Not the one that put out that statement
> While governments pretend to do stuff for the environment, they seem to always ignore the extreme cost on the environment and pollution caused by cattle.
While governments and politicians generally like to portray themselves as being driven by morals, they are actually driven almost entirely by economic interests.
> So, to be honest, while I don't freak out and I'm all for freedom, [...]
Well, I would like the freedom to live on a planet with an intact ecosystem. I also think that animals would like the freedom to live a life free from unnecessary exploitation.
> [...] and diet is by far more impactful than the transport of choice.
Both are high-impact areas, but changing your diet is much easier than changing your choice of transport - in some countries. Transport emissions account for about 25% of all emissions, 60% of which are caused by individuals' use of cars.

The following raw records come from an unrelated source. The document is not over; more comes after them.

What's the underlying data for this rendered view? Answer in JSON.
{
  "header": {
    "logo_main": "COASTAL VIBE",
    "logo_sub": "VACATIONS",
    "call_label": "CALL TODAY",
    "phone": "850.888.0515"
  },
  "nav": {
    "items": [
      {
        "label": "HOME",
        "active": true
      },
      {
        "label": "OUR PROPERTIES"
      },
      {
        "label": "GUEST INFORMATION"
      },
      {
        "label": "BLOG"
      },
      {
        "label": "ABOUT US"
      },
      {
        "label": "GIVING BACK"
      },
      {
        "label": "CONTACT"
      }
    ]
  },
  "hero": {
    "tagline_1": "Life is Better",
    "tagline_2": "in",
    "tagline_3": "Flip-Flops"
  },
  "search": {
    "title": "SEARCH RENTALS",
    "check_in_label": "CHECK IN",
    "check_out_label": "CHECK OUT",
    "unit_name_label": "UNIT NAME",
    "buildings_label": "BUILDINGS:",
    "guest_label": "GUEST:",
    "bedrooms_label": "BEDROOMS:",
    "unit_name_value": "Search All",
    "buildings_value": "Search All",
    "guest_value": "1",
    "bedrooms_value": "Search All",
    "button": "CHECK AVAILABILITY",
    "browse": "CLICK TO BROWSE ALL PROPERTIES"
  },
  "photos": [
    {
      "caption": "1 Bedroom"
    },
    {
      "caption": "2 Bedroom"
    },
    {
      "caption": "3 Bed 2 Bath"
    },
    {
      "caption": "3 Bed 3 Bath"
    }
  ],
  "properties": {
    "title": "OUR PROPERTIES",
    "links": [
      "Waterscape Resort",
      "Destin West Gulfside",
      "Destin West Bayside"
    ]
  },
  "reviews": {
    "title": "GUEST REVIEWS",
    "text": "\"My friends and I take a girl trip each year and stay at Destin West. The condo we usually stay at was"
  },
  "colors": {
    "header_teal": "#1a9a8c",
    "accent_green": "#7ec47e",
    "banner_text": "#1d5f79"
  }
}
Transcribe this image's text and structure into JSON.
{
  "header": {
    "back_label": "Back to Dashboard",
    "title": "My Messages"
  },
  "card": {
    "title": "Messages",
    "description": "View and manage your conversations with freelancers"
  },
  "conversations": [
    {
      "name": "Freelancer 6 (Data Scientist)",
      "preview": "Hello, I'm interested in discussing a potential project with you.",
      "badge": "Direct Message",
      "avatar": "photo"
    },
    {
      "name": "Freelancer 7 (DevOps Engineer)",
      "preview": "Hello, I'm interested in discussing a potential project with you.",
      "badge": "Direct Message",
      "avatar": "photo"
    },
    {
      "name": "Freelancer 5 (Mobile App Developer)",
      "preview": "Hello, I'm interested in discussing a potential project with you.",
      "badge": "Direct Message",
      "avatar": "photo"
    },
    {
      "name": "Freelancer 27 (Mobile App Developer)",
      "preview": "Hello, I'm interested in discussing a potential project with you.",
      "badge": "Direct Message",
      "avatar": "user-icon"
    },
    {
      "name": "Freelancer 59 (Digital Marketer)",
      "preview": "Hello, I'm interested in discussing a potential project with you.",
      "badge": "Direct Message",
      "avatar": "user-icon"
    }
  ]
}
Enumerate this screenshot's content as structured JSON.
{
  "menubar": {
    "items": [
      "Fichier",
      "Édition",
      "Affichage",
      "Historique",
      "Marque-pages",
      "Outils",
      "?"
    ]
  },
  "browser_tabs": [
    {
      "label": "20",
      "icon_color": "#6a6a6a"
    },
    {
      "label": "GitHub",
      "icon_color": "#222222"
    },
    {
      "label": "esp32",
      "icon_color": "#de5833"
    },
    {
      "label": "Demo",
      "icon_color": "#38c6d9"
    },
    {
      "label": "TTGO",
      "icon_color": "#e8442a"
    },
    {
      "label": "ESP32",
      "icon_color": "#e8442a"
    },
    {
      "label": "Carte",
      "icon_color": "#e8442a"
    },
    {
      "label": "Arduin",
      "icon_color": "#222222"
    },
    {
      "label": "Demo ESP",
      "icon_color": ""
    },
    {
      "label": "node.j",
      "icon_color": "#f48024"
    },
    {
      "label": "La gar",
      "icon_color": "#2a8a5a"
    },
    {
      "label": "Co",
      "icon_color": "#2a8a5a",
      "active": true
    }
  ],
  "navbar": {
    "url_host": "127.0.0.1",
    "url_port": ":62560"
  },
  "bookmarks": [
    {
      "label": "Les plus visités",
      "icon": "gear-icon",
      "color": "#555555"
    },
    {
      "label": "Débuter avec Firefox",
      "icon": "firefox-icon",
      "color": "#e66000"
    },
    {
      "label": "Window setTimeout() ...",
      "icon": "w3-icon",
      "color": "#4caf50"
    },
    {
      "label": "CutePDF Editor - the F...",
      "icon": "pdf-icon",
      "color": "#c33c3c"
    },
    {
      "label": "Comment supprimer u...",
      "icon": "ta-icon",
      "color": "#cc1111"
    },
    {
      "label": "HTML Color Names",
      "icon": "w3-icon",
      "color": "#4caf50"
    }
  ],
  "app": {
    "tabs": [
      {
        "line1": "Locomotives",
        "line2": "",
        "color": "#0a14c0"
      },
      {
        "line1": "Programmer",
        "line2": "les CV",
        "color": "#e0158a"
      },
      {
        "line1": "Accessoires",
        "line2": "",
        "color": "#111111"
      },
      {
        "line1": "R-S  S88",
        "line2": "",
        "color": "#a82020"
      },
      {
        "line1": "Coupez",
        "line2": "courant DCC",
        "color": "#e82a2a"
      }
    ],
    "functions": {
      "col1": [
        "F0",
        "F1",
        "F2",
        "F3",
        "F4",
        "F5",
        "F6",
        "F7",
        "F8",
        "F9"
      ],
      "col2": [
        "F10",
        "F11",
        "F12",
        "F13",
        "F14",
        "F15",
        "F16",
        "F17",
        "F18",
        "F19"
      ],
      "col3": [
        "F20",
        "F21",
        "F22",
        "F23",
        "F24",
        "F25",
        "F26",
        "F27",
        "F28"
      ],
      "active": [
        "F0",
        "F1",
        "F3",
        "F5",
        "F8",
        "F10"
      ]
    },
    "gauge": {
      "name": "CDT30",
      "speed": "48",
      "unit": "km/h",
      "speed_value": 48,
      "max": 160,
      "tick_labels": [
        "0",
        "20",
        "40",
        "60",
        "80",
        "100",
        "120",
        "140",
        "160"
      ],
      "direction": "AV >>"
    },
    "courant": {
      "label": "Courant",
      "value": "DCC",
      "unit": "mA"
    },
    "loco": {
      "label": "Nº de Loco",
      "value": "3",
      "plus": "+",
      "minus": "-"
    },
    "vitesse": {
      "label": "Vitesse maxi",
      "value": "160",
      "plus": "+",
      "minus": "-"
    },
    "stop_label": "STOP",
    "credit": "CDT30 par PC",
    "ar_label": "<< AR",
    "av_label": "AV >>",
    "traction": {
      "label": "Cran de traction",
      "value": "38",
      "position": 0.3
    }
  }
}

And after all of this, we haven't even touched on what fishing is doing to our oceans.
You could add all the squirrels, elephants, lions, cats, birds, all of those, and you're not even at a fraction of mass of the cows we grow.
A better thing would he to have a carbon tax, so you have higher vat on beef than poultry and higher for poultry than eggs.
Don't expect a carbon tax to save us, a carbon tax is not coming.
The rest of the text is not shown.